A Californian Looks Southwest
Maxwell Alexander Gallery will host its first solo show by Logan Maxwell Hagege (b. 1980), who has won acclaim for his luminous oil paintings of Southwestern people and scenery. That subject matter could not have been anticipated when this lifelong Angeleno graduated from high school and began a two year, full-time course of study at Associates in Art in nearby Sherman Oaks. There he mastered both life drawing and landscape sketching, complementing his studies with private instruction from the figurative artist Steve Huston and the landscapist Joseph Mendez.

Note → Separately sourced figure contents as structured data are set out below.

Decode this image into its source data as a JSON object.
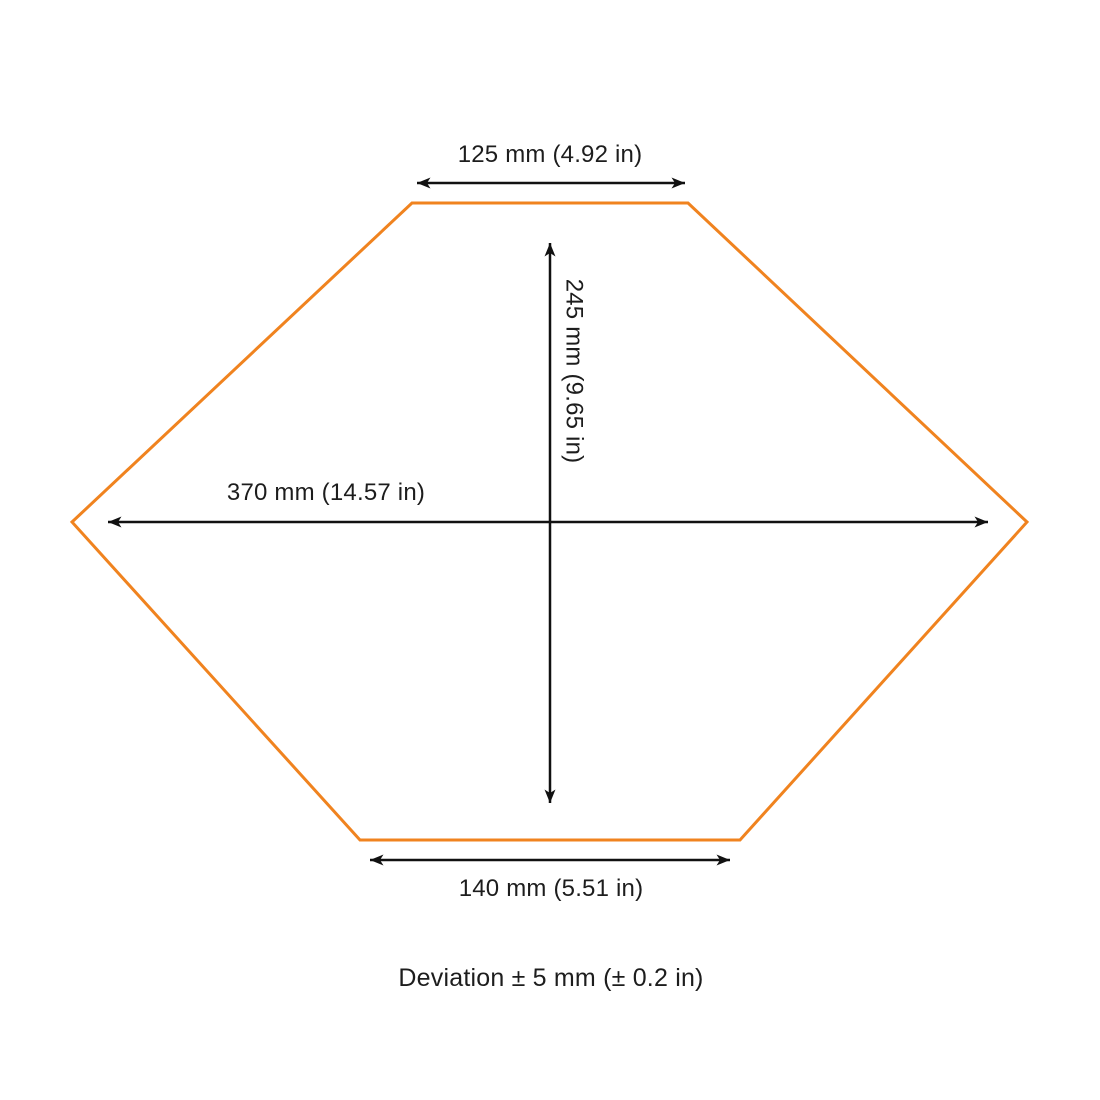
{
  "diagram": {
    "shape": "hexagon-outline",
    "labels": {
      "top_width": "125 mm (4.92 in)",
      "height": "245 mm (9.65 in)",
      "max_width": "370 mm (14.57 in)",
      "bottom_width": "140 mm (5.51 in)"
    },
    "note": "Deviation ± 5 mm (± 0.2 in)",
    "colors": {
      "outline": "#F0831F",
      "dimension": "#111111",
      "text": "#1D1D1D",
      "background": "#FFFFFF"
    }
  }
}
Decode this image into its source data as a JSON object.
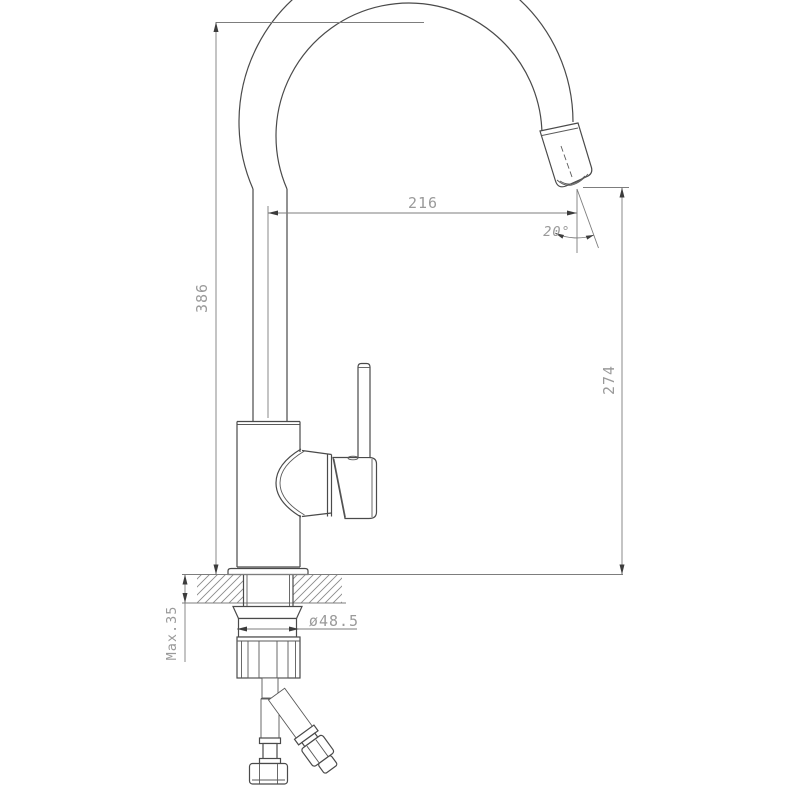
{
  "drawing": {
    "type": "technical-dimension-drawing",
    "subject": "kitchen faucet side view with mounting hardware",
    "labels": {
      "overall_height": "386",
      "spout_reach": "216",
      "spout_angle": "20°",
      "outlet_height": "274",
      "max_counter_thickness": "Max.35",
      "mounting_diameter": "ø48.5"
    },
    "colors": {
      "background": "#ffffff",
      "outline": "#4a4a4a",
      "dimension_line": "#7d7d7d",
      "dimension_text": "#9a9a9a",
      "arrowhead": "#3c3c3c"
    }
  }
}
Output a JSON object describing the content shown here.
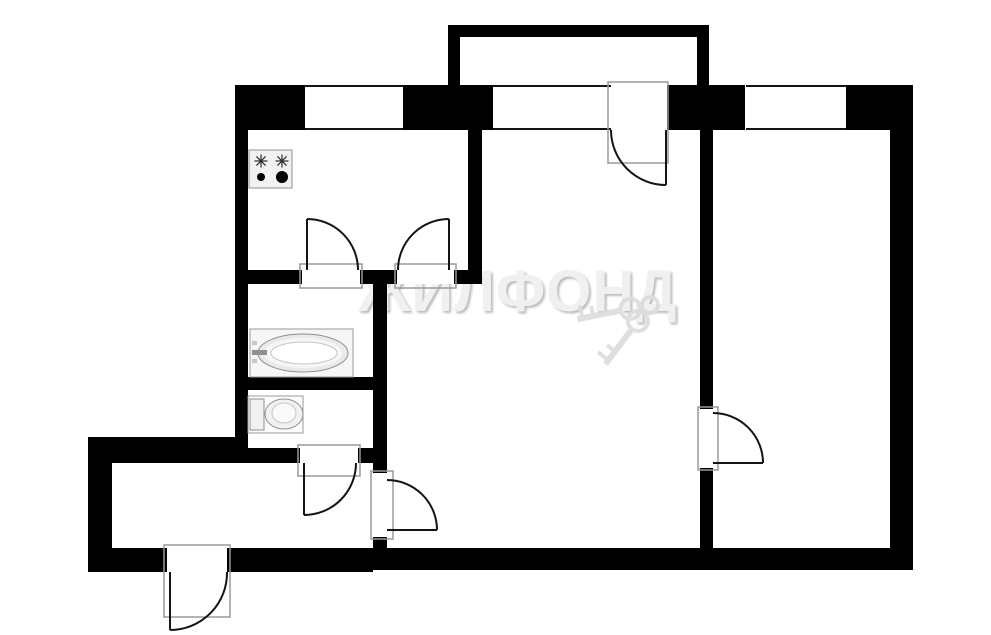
{
  "watermark": {
    "text": "ЖИЛФОНД"
  },
  "colors": {
    "wall": "#000000",
    "bg": "#ffffff",
    "line": "#141414",
    "frame": "#9a9a9a",
    "fixture_fill": "#f1f1f1",
    "fixture_stroke": "#8f8f8f",
    "fixture_mid": "#f6f6f6",
    "fixture_light": "#ffffff",
    "rim": "#c6c6c6",
    "burner": "#2b2b2b",
    "watermark_gray": "#dcdcdc"
  },
  "plan": {
    "width": 991,
    "height": 635,
    "walls": [
      [
        235,
        85,
        70,
        45
      ],
      [
        403,
        85,
        90,
        45
      ],
      [
        667,
        85,
        78,
        45
      ],
      [
        846,
        85,
        67,
        45
      ],
      [
        448,
        25,
        261,
        12
      ],
      [
        448,
        25,
        12,
        62
      ],
      [
        697,
        25,
        12,
        62
      ],
      [
        235,
        85,
        13,
        378
      ],
      [
        890,
        85,
        23,
        485
      ],
      [
        468,
        128,
        14,
        156
      ],
      [
        248,
        270,
        54,
        14
      ],
      [
        360,
        270,
        37,
        14
      ],
      [
        454,
        270,
        28,
        14
      ],
      [
        373,
        270,
        14,
        203
      ],
      [
        373,
        537,
        14,
        33
      ],
      [
        248,
        377,
        125,
        13
      ],
      [
        88,
        437,
        149,
        26
      ],
      [
        235,
        448,
        65,
        15
      ],
      [
        358,
        448,
        29,
        15
      ],
      [
        88,
        437,
        24,
        135
      ],
      [
        88,
        548,
        79,
        24
      ],
      [
        227,
        548,
        146,
        24
      ],
      [
        373,
        548,
        540,
        22
      ],
      [
        700,
        128,
        13,
        281
      ],
      [
        700,
        468,
        13,
        80
      ]
    ],
    "windows": [
      [
        305,
        85,
        98,
        45
      ],
      [
        493,
        85,
        118,
        45
      ],
      [
        746,
        85,
        100,
        45
      ]
    ],
    "doors": [
      {
        "name": "balcony-door",
        "opening": [
          611,
          85,
          55,
          45
        ],
        "frame": [
          608,
          82,
          60,
          81
        ],
        "leaf": [
          666,
          130,
          666,
          185
        ],
        "arc": "M 611 130 A 55 55 0 0 0 666 185"
      },
      {
        "name": "bathroom-door",
        "opening": [
          302,
          270,
          58,
          14
        ],
        "frame": [
          300,
          264,
          62,
          24
        ],
        "leaf": [
          307,
          270,
          307,
          219
        ],
        "arc": "M 307 219 A 51 51 0 0 1 358 270"
      },
      {
        "name": "kitchen-hall-door",
        "opening": [
          397,
          270,
          57,
          14
        ],
        "frame": [
          395,
          264,
          61,
          24
        ],
        "leaf": [
          449,
          270,
          449,
          219
        ],
        "arc": "M 449 219 A 51 51 0 0 0 398 270"
      },
      {
        "name": "wc-door",
        "opening": [
          300,
          448,
          58,
          15
        ],
        "frame": [
          298,
          445,
          62,
          31
        ],
        "leaf": [
          304,
          463,
          304,
          515
        ],
        "arc": "M 304 515 A 52 52 0 0 0 356 463"
      },
      {
        "name": "hall-room-door",
        "opening": [
          373,
          473,
          14,
          64
        ],
        "frame": [
          371,
          471,
          22,
          68
        ],
        "leaf": [
          387,
          530,
          437,
          530
        ],
        "arc": "M 387 480 A 50 50 0 0 1 437 530"
      },
      {
        "name": "bedroom-door",
        "opening": [
          700,
          409,
          13,
          59
        ],
        "frame": [
          698,
          407,
          20,
          63
        ],
        "leaf": [
          713,
          463,
          763,
          463
        ],
        "arc": "M 713 413 A 50 50 0 0 1 763 463"
      },
      {
        "name": "entrance-door",
        "opening": [
          167,
          548,
          60,
          24
        ],
        "frame": [
          164,
          545,
          66,
          72
        ],
        "leaf": [
          170,
          572,
          170,
          630
        ],
        "arc": "M 170 630 A 57 57 0 0 0 227 572"
      }
    ],
    "fixtures": {
      "stove": {
        "frame": [
          249,
          150,
          43,
          38
        ],
        "stars": [
          [
            261,
            161
          ],
          [
            282,
            161
          ]
        ],
        "dots": [
          [
            261,
            177,
            4
          ],
          [
            282,
            177,
            6
          ]
        ]
      },
      "bathtub": {
        "frame": [
          250,
          329,
          103,
          48
        ],
        "rims": [
          [
            303,
            353,
            45,
            19
          ],
          [
            303,
            353,
            39,
            15
          ],
          [
            304,
            353,
            33,
            11
          ]
        ],
        "faucet": [
          252,
          350,
          15,
          5
        ],
        "knobs": [
          [
            252,
            341,
            5,
            4
          ],
          [
            252,
            359,
            5,
            4
          ]
        ]
      },
      "toilet": {
        "frame": [
          248,
          396,
          55,
          37
        ],
        "tank": [
          250,
          399,
          14,
          31
        ],
        "bowl": [
          284,
          414,
          19,
          15
        ],
        "bowl_inner": [
          284,
          413,
          12,
          10
        ]
      }
    }
  }
}
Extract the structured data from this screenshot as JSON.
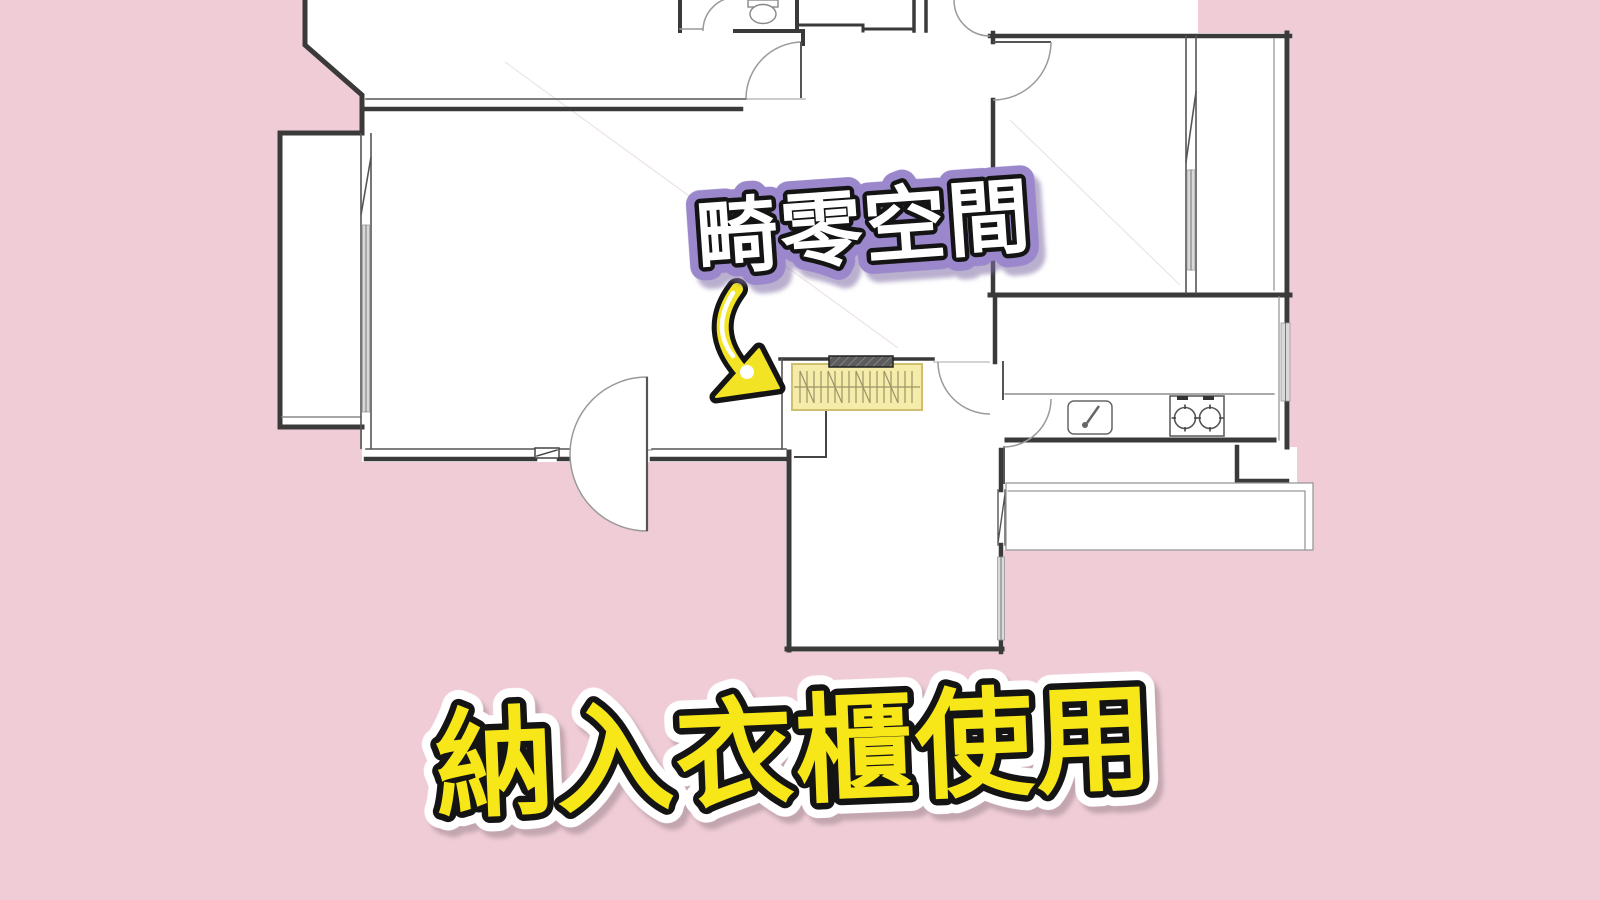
{
  "canvas": {
    "width": 1600,
    "height": 900
  },
  "colors": {
    "background": "#f0cdd6",
    "plan_fill": "#ffffff",
    "wall": "#3a3a3a",
    "label_text_fill": "#ffffff",
    "label_outline_purple": "#9b87cb",
    "title_yellow": "#f7e618",
    "arrow_yellow": "#f2e424",
    "wardrobe_yellow": "#f5ecaa"
  },
  "callout": {
    "label": "畸零空間"
  },
  "caption": {
    "text": "納入衣櫃使用"
  },
  "icons": {
    "arrow": "curved-arrow-down-right-icon",
    "fixtures": [
      "toilet-icon",
      "sink-icon",
      "stove-icon",
      "wardrobe-hanging-rail-icon"
    ]
  }
}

Hagege’s earliest paintings were sparkling, pastel-hued scenes of beaches and city streets, somewhat in the spirit of Joaquin Sorolla. That changed when the young man traveled with other California painters, including Calvin Liang, Mian Situ, and Charles Muench, on a plein air road trip to Arizona’s arid, and starkly beautiful, Canyon de Chelly. “The landscape felt geometric to me,” Hagege recalls, so he began using deftly drawn graphic shapes, Southwestern colors, and strong lights and shadows to depict high-desert mesas and red-rock formations, the resourceful Hopi and Navajo people, and the animals who inhibit this terrain as well as the scudding clouds for which the region is renowned. (He depicts cowboys, too.) This signature style reminds us of the simplified forms perfected by another Californian, Maynard Dixon (1875-1946), and also of later paintings by members of the Taos Society of Artists, like E. Martin Hennings (1886-1956). Even so, there is something about Hagege’s approach that reads as “now” rather than “then.”
Today, when he isn’t exploring the Southwest, Hagege can be found working in his spacious studio in a warehouse int he San Fernando Valley. We look forward to learning where his vision will transport us next.